Leading hundreds of five-through-eight-year-olds from across Ontario through on-ice drills, Wickenheiser had the chance to be a part of a program that’s raising $200,000 this year for minor hockey programs across the country through multiple charitable initiatives, including the chance for one organization to be nominated to win a $75,000 grand prize.

“The thing I think about immediately is new Canadians, people that have come from other parts of the world,” Wickenheiser said in an interview with Daily Hive when asked about barriers to hockey that people may not realize. “In Canada, we live and die by hockey but when you step outside of Canada a lot of other countries have never heard of the game… it’s just exposing people to the beauty of the game of hockey.”

For Wickenheiser, the dreams of a career in hockey started watching one of the NHL’s great dynasties in the early 1980s.

“When I was this age, I was practicing signing my autograph over and over because I was going to play for the Edmonton Oilers and win the Stanley Cup,” Wickenheiser added of life growing up in Shaunavon, Saskatchewan. “I never knew another female played hockey until I was about 10 years old.”

And while she’s currently working for the world’s most valuable hockey team, sometimes it’s teaching a few youngsters the game’s fundamentals that she finds more challenging.

“It’s harder to work with these kids than the pros,” Wickenheiser laughed. “But life’s about helping people, and it’s the more we can get more Canadians from different walks of life into the game of hockey, the better the game’s going to be.”

While the heavy fees of playing hockey have been spoken about for years, one of the less-thought-about barriers that Wickenheiser touched on was decreased access to free community ice caused by rising temperatures.

“I think about global warming and climate change. We have outdoor rinks [in Toronto and throughout Canada] but they’re few and far between and for shorter time [than they used to be],” Wickenheiser said.

Whether it’s with the Leafs, young kids on the ice, or her work in the medical field as a resident doctor at the University of Toronto’s Department of Family and Community Medicine, Wickenheiser tries to keep the same approach in whatever environment she’s in.

“It’s about people and it’s about being able to lead,” Wickenheiser said. “I’m taking everything I learned as an athlete as a hockey player and I’m just applying it in a different area.”

Currently, the top women’s hockey league in North America is the newly launched Professional Women’s Hockey League, which began its inaugural season on January 1. With more liberal rules about bodychecking than traditionally allowed in women’s hockey, Wickenheiser is in support of the changes.

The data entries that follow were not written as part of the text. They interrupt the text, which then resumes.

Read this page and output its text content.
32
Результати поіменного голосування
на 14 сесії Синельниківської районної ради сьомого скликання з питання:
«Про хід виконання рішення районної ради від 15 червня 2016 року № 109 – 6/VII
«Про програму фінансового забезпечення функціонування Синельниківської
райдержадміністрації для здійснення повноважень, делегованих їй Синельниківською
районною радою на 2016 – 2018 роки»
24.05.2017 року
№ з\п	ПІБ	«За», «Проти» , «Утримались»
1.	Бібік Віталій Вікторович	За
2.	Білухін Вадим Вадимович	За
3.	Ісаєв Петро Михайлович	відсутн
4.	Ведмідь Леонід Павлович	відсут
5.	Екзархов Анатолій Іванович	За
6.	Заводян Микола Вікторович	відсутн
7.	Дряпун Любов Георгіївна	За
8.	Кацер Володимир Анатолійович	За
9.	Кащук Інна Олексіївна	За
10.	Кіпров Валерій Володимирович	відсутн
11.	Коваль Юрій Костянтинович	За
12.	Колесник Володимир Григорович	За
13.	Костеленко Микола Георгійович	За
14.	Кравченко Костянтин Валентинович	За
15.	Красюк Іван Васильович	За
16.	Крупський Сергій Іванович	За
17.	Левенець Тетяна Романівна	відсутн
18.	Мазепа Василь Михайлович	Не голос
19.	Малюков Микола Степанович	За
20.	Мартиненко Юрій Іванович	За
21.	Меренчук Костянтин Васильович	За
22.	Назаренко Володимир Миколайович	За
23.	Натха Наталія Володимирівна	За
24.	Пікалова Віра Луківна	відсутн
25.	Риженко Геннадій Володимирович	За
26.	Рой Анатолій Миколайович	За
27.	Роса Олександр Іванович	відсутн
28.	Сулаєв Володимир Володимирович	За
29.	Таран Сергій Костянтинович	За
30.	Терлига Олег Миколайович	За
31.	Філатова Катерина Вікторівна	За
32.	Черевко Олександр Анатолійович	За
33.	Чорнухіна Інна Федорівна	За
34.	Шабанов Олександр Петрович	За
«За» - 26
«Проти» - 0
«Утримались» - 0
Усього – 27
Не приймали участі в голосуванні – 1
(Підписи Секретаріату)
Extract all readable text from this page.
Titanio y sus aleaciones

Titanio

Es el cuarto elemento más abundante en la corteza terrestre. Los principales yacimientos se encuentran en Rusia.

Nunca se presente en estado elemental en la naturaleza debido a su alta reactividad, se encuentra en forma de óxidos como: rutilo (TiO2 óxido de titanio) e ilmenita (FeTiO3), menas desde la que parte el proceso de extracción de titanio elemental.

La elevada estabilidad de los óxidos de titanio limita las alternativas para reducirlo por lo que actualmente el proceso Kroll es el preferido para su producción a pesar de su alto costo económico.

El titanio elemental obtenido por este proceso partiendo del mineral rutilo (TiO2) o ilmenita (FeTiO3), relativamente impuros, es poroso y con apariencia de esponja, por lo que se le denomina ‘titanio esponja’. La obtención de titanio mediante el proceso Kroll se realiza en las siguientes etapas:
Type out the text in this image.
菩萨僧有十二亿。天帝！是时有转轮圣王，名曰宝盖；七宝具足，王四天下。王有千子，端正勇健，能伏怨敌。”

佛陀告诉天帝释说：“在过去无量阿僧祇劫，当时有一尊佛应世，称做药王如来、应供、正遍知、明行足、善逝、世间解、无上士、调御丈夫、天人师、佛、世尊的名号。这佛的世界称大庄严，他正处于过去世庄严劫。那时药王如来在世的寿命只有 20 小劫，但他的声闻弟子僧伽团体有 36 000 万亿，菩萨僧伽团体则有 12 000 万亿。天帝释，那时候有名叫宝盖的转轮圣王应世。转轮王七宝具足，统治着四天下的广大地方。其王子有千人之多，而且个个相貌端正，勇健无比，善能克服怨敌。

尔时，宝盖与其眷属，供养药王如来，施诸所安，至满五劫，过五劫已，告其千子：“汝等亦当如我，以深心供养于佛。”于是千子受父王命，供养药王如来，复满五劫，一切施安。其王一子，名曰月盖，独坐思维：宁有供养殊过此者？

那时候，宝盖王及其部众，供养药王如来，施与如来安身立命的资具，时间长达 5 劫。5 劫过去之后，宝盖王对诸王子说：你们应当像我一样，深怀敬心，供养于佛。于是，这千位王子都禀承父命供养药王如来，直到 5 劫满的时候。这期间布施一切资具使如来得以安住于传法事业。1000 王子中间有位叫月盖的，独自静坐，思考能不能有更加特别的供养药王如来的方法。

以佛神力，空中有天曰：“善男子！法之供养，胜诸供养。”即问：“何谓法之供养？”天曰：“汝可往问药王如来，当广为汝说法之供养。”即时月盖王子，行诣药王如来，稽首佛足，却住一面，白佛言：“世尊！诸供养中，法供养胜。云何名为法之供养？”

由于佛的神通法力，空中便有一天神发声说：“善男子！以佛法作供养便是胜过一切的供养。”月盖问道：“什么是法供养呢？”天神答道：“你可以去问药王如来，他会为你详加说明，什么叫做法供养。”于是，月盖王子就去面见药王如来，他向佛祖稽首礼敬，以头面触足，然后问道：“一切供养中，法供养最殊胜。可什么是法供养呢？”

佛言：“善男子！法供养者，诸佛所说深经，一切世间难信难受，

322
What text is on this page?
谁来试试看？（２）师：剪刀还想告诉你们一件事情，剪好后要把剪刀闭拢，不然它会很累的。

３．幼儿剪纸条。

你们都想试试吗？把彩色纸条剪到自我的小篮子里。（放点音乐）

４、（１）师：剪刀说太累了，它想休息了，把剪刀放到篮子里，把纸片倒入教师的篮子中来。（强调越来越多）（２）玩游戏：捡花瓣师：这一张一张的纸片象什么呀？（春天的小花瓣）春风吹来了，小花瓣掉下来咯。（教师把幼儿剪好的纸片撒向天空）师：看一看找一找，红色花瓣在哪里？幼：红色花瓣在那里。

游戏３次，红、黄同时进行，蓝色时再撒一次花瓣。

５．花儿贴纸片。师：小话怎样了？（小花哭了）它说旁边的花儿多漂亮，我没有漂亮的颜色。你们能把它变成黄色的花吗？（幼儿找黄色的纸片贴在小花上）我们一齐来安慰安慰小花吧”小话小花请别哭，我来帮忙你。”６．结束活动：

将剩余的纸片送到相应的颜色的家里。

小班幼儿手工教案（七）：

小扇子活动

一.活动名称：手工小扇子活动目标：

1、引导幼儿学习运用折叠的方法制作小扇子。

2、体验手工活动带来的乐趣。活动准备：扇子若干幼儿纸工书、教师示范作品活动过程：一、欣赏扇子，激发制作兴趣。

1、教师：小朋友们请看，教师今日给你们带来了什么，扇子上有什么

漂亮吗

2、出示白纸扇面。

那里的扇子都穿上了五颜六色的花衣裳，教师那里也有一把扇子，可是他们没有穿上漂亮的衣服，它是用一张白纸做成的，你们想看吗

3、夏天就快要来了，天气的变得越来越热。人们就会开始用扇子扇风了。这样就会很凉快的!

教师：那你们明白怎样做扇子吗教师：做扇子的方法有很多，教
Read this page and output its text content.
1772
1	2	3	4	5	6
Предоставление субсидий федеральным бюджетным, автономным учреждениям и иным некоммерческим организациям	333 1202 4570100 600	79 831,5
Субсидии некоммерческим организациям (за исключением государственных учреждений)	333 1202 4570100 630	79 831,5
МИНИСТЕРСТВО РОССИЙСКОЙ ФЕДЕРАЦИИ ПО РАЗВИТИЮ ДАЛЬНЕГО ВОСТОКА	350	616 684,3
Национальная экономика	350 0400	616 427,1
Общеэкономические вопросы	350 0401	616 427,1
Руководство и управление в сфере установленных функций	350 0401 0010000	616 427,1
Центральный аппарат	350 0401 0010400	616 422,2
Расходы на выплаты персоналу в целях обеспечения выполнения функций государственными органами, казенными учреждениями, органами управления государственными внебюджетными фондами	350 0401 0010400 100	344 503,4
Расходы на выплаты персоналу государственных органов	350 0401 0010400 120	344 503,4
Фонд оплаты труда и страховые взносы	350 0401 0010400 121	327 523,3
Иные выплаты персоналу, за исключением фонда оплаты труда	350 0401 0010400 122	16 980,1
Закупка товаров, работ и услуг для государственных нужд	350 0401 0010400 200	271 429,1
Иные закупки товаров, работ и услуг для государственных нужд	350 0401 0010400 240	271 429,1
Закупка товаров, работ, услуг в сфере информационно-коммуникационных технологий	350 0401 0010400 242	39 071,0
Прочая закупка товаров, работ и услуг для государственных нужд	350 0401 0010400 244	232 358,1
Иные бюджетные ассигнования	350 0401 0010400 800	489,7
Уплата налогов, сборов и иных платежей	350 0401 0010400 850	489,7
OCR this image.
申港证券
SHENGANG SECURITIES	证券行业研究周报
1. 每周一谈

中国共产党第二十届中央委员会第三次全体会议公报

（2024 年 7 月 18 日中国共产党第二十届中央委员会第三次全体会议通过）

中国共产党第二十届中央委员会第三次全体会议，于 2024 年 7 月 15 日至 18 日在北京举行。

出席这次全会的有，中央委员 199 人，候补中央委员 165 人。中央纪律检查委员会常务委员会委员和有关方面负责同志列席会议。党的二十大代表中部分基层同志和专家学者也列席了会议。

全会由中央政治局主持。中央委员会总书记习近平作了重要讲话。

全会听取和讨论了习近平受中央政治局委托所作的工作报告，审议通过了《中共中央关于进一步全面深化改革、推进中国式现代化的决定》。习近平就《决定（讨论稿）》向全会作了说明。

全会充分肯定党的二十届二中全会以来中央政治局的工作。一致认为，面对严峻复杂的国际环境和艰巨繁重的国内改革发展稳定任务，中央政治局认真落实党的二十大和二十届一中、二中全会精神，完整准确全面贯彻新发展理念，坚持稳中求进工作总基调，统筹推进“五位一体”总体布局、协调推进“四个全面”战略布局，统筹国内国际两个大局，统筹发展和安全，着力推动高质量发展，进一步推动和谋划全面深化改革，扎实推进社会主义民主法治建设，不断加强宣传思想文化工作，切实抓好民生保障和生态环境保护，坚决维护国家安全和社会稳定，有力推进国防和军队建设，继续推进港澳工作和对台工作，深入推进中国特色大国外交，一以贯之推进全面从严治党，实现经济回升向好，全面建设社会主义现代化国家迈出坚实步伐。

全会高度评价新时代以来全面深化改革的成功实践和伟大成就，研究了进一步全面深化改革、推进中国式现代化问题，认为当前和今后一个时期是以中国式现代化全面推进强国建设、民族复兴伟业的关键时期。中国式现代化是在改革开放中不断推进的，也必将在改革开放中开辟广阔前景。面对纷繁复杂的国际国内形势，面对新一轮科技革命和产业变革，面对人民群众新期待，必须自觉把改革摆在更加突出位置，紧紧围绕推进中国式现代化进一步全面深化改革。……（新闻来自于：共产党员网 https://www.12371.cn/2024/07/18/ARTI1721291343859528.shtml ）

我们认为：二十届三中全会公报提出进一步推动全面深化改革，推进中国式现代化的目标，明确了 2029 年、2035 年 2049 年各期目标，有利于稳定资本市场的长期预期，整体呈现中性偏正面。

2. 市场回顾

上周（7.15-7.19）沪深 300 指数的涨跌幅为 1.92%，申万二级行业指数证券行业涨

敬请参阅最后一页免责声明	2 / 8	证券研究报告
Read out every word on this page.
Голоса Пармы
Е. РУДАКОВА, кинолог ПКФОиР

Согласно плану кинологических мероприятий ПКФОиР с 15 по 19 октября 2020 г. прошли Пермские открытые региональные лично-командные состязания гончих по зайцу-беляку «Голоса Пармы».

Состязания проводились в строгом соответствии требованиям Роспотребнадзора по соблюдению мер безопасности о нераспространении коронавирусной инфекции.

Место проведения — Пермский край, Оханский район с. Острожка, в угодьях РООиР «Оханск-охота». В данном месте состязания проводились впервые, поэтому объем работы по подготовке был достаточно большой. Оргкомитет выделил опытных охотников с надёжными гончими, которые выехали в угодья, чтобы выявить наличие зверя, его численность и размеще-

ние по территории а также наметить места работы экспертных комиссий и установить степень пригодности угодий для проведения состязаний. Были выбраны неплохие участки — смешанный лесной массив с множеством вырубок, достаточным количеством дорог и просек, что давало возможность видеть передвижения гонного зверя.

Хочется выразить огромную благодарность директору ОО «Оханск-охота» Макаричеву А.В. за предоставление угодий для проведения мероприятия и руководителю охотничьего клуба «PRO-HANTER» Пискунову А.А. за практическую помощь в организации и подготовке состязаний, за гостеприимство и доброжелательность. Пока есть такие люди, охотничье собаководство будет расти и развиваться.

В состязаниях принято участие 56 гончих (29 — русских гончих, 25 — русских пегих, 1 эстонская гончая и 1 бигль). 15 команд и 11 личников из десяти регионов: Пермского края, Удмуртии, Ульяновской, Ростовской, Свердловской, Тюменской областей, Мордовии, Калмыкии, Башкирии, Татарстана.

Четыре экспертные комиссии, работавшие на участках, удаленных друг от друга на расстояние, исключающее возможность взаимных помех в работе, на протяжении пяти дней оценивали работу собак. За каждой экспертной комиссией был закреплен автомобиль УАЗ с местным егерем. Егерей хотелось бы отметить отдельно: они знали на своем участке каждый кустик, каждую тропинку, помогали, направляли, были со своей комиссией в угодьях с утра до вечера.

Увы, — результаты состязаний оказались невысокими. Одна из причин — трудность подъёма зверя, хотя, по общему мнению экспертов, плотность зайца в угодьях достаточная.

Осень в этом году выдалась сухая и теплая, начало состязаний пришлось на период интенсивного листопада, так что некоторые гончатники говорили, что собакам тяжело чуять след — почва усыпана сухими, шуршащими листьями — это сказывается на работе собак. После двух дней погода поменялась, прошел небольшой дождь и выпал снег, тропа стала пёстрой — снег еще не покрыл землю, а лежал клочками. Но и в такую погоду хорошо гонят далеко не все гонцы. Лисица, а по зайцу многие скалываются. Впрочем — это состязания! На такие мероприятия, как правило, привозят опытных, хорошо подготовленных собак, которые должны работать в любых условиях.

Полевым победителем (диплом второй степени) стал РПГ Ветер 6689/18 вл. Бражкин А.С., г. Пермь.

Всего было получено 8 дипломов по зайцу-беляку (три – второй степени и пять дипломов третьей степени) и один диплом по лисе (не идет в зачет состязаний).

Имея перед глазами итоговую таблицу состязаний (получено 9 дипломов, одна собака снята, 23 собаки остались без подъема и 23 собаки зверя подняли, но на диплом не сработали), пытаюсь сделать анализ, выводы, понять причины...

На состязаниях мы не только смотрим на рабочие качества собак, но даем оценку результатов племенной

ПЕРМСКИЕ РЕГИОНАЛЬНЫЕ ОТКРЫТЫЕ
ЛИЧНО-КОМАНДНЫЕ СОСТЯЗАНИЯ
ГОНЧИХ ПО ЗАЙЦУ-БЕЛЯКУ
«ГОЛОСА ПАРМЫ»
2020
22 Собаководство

“I think it will be more entertaining for fans to watch,” Wickenheiser said of the PWHL. “[Physical play] is just part of the game of hockey, so I’m not surprised. Hopefully, the refs will let as much go as they can and let the players play within reason.”

Wickenheiser herself went to “the end of the world” to make a living playing pro hockey, suiting up for parts of three seasons in Swedish and Finnish men’s leagues. She played 104 games across now-defunct professional women’s teams Edmonton Chimos, and the Calgary-based Inferno and Oval X-Treme, but neither had the financial backing available to the PWHL.

“I don’t have any regrets,” Wickenheiser said. “Maybe I wish [leagues like the PWHL] could’ve happened sooner when I was playing, but everything happens for a reason… 10 years from now, those players will be making hopefully six figures or seven figures.”

And while plenty of things are keeping her busy, for now, though, Wickenheiser’s main hockey goal revolves around making the Leafs a championship team to cap off her career.

“It’d be nice to be a part of a team that could win a Stanley Cup,” she said.